Mãos com luvas azuis segurando uma noz inteira e outra partida ao meio, ilustrando o conceito de saúde masculina.

Repor testosterona e preservar fertilidade: é possível?

Sim, é possível repor testosterona sem causar infertilidade, mas esse processo exige cuidados especiais e acompanhamento médico. Quando a testosterona é baixa, pode ser necessário fazer reposição, especialmente em casos de hipogonadismo (quando o corpo não produz testosterona suficiente). No entanto, é essencial considerar os métodos de reposição que não impactem negativamente a fertilidade.

1. Tratamento com HCG (gonadotrofina coriônica humana)

  • O HCG é um hormônio que pode ser usado para estimular os testículos a produzir testosterona de forma natural, sem interferir na produção de esperma.
  • O HCG atua de maneira semelhante à hormona luteinizante (LH), que é responsável por sinalizar aos testículos para produzir testosterona e esperma.
  • Esse tratamento é frequentemente utilizado em homens que têm baixa testosterona devido a problemas no eixo hipotálamo-hipófise-gônadas (HPT), sem comprometer a fertilidade, pois mantém a produção de esperma.

2. Uso de Clomifeno

  • O clomifeno é um medicamento normalmente utilizado para tratar a infertilidade feminina, mas também pode ser prescrito para homens com baixa testosterona. Ele atua no sistema hormonal, aumentando a produção de testosterona pelo organismo sem afetar diretamente a produção de esperma.

O clomifeno age bloqueando os receptores de estrogênio no cérebro, o que estimula o aumento da produção de hormônios como LH e FSH (hormônio folículo-estimulante), que por sua vez estimula os testículos a produzir mais testosterona.

3. Uso de Anastrozol

  • O uso de anastrozol para aumentar os níveis de testosterona é baseado na ideia de que, ao inibir a aromatase, o nível de estrogênio no corpo diminui, o que pode sinalizar ao corpo para aumentar a produção de testosterona endógena (natural).

Mecanismo de ação: nos homens, a aromatase está presente principalmente nos testículos e em outros tecidos periféricos, e é responsável por converter testosterona em estrogênio. Ao bloquear essa conversão, o anastrozol aumenta a quantidade de testosterona disponível no organismo, já que menos testosterona é transformada em estrogênio.

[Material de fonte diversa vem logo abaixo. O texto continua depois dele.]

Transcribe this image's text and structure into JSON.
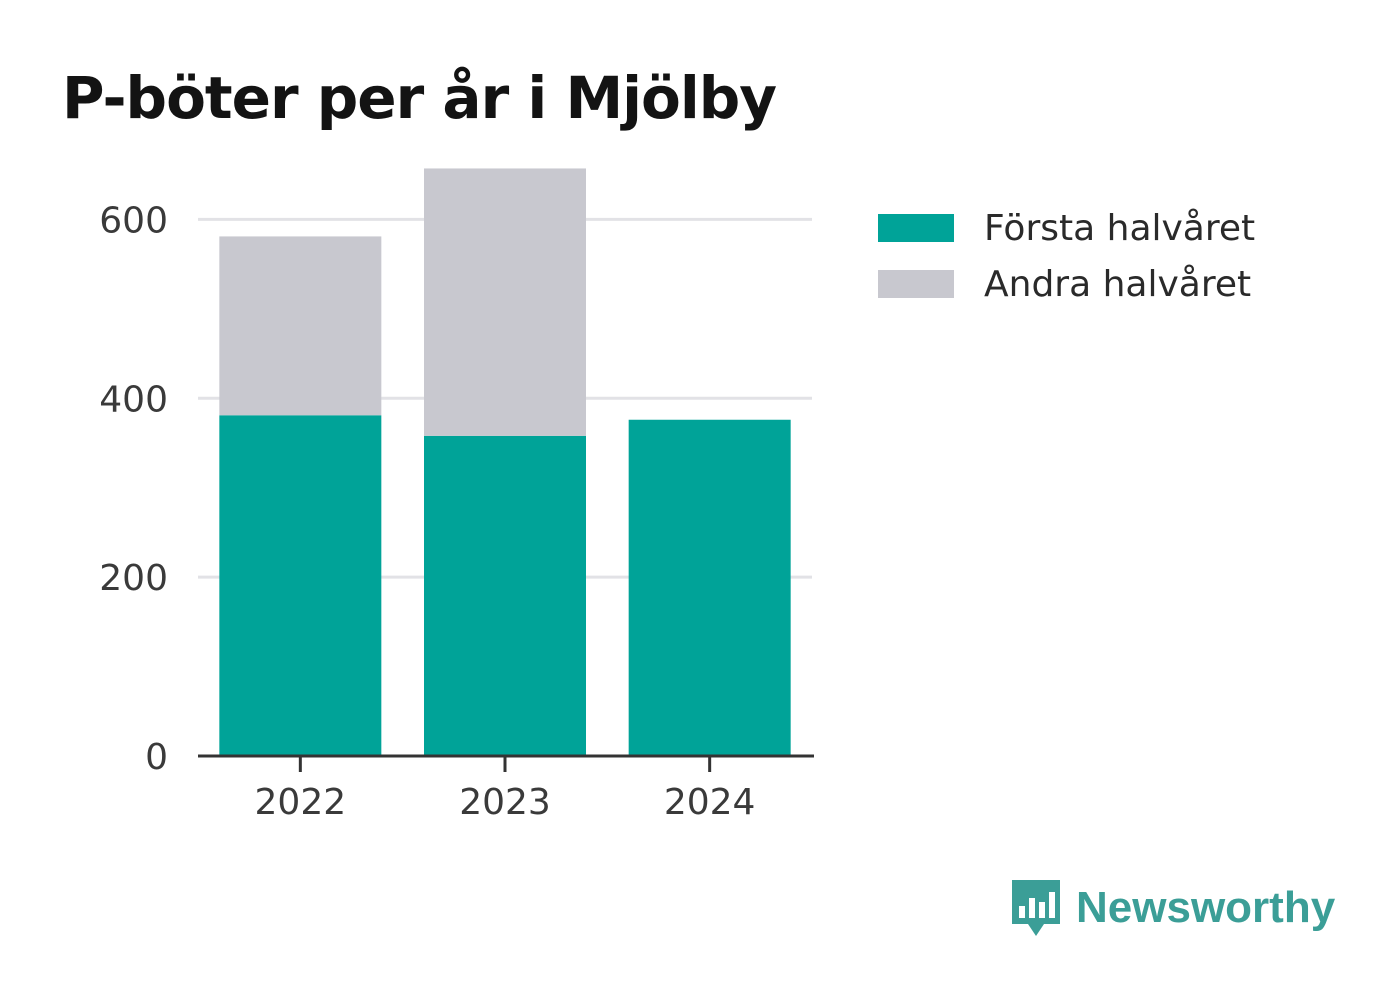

4. Reposição de testosterona com prescrição cuidadosa

  • Embora a terapia com testosterona (via injeções, géis ou adesivos) possa ser eficaz para corrigir níveis baixos de testosterona, ela deve ser usada com cautela, especialmente em homens que desejam manter a fertilidade.
  • O uso de testosterona exógena pode inibir a produção natural de esperma e diminuir a contagem de espermatozoides, o que pode levar à infertilidade em longo prazo. Por isso, a terapia com testosterona não é recomendada para homens com desejo de ter filhos.

Para minimizar o risco de infertilidade, alguns médicos combinam a reposição de testosterona com o uso de HCG ou clomifeno, ou sugerem uma abordagem temporária, interrompendo o tratamento de testosterona em momentos estratégicos, caso a fertilidade seja uma preocupação.

4. Mudanças no estilo de vida

  • Aumento natural da testosterona: Para alguns homens com níveis baixos de testosterona, o estilo de vida saudável pode ajudar a melhorar os níveis hormonais de forma natural, sem necessidade de reposição artificial:
    • Exercícios físicos regulares, especialmente treinamento de força (musculação), que pode aumentar os níveis de testosterona.
    • Dieta balanceada: Consumir alimentos ricos em nutrientes como zinco, vitamina D, ácidos graxos essenciais e antioxidantes.
    • Redução de estresse: O estresse elevado aumenta os níveis de cortisol, que pode diminuir a testosterona.

Qualidade do sono: Dormir o suficiente (7-9 horas por noite) é fundamental para manter os níveis de testosterona equilibrados.

5. Acompanhamento médico constante

  • O uso de qualquer forma de reposição hormonal deve ser feito sob rigoroso acompanhamento médico, especialmente para homens que desejam manter ou recuperar a fertilidade.
  • O médico pode monitorar a função testicular, os níveis hormonais e a contagem de espermatozoides para ajustar o tratamento conforme necessário e garantir que a fertilidade não seja comprometida.